Tra i caruggi percepisco i sapori della cucina “tabarchina”: leggendario è il “cascà” o “cous cous tabarchino”. L’altro elemento centrale della cucina tabarchina è il tonno, che io provo su una melanzana alla parmigiana divinamente cucinata nel ristorante La Lanterna, il cui nome e simbolo sono il richiamo al famoso faro di Genova.
E c’è anche molto rossoblu, ma non quello del vicino Cagliari. Anche il calcio risente delle origini e il rossoblu è quello del Genoa CFC.

Tappa n. 30 Bacu Abis → Iglesias 14,7 km Durata: 5 ore – Dislivello: Salita 491 m – Discesa 386 m

Carloforte si risveglia dopo un venerdì sera vissuto e cantato. Sono da poco passate le sette e mi avvio verso l’imbarco; tra i pochi mattutini incontro Assuntino con la sua inconfondibile vespa rossoblu e il faccione di Gigi Riva sul fianco.
Dal traghetto vedo rimpicciolirsi l’isola di San Pietro mentre le ciminiere e le gru del porto di Portovesme crescono la loro silhouette nel controluce.
Percorro l’ultima tappa del cammino da Bacu Abis a Iglesias.
Per quasi metà dei chilometri i miei piedi seguono il tracciato della vecchia ferrovia che evoca ricordi di una vita che non c’è più. Attraverso anche alcune gallerie, spettrali, su cui è calato un sipario nero bordato dal bianco di ragnatele senza soluzione di continuità. Rimane l’archeologia industriale dei luoghi abbandonati.

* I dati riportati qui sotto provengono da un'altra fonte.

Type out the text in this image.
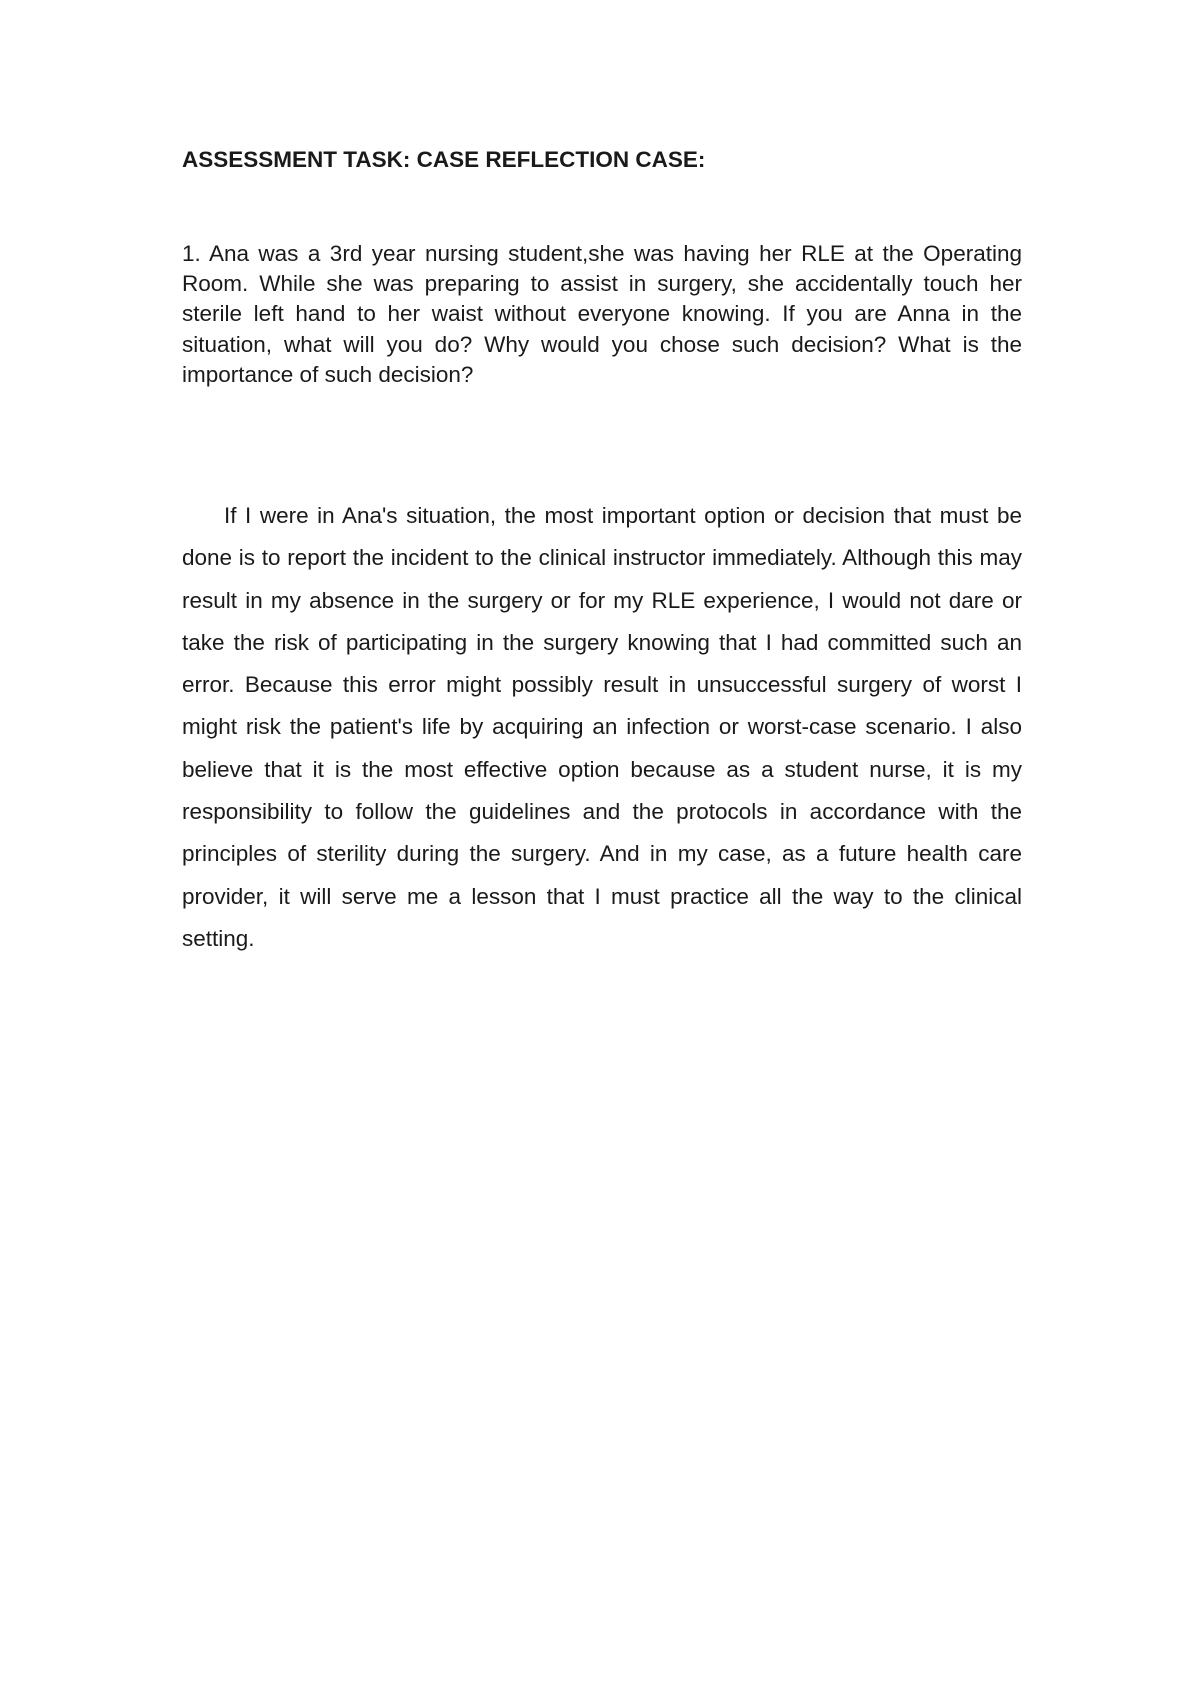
ASSESSMENT TASK: CASE REFLECTION CASE:

1. Ana was a 3rd year nursing student,she was having her RLE at the Operating Room. While she was preparing to assist in surgery, she accidentally touch her sterile left hand to her waist without everyone knowing. If you are Anna in the situation, what will you do? Why would you chose such decision? What is the importance of such decision?

If I were in Ana's situation, the most important option or decision that must be done is to report the incident to the clinical instructor immediately. Although this may result in my absence in the surgery or for my RLE experience, I would not dare or take the risk of participating in the surgery knowing that I had committed such an error. Because this error might possibly result in unsuccessful surgery of worst I might risk the patient's life by acquiring an infection or worst-case scenario. I also believe that it is the most effective option because as a student nurse, it is my responsibility to follow the guidelines and the protocols in accordance with the principles of sterility during the surgery. And in my case, as a future health care provider, it will serve me a lesson that I must practice all the way to the clinical setting.
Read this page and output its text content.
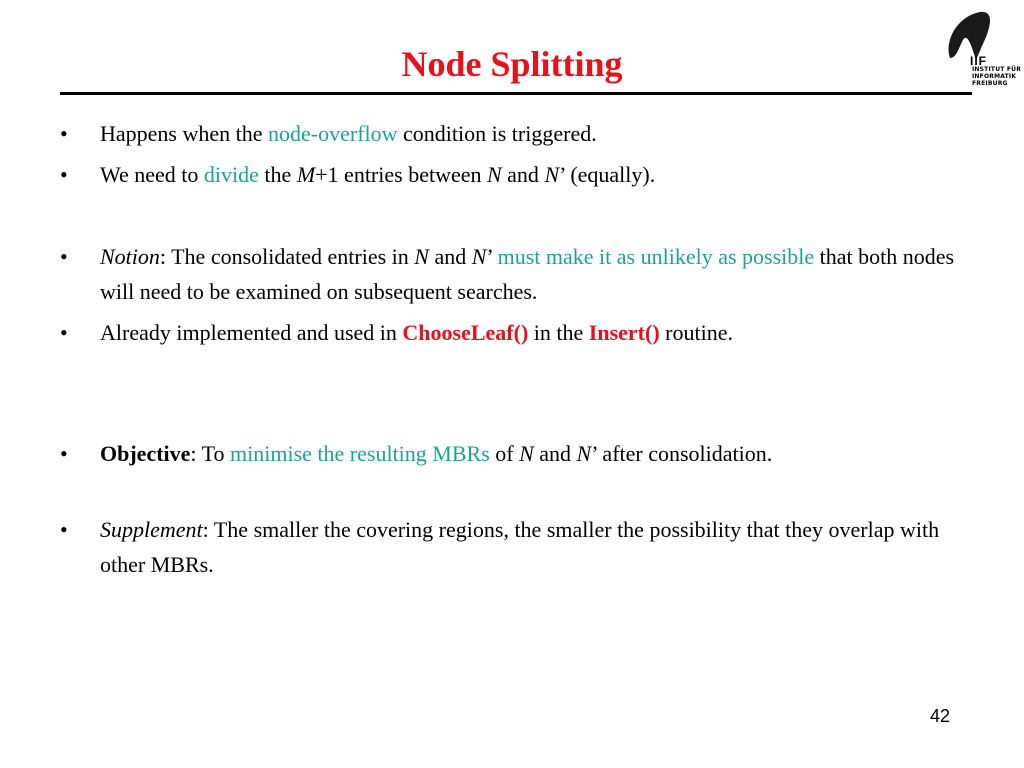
Node Splitting	IIF
INSTITUT FÜR
INFORMATIK
FREIBURG
•	Happens when the node-overflow condition is triggered.
•	We need to divide the M+1 entries between N and N’ (equally).
•	Notion: The consolidated entries in N and N’ must make it as unlikely as possible that both nodes will need to be examined on subsequent searches.
•	Already implemented and used in ChooseLeaf() in the Insert() routine.
•	Objective: To minimise the resulting MBRs of N and N’ after consolidation.
•	Supplement: The smaller the covering regions, the smaller the possibility that they overlap with other MBRs.
42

Nella miniera dismessa di San Giovanni indosso il casco, salgo sul vagone 5 del trenino a scartamento ridotto e mi infilo nelle viscere della terra. Scavando alla ricerca del metallo nel 1952 fu scoperta un’enorme grotta, a cui fu dato il nome di Santa Barbara.
A Monteponi il percorso lambisce un’altra vecchia miniera abbandonata i cui resti sembrano navi appoggiate dallo spazio.
Poco dopo entro a Iglesias, inizio e fine del Cammino Minerario di Santa Barbara.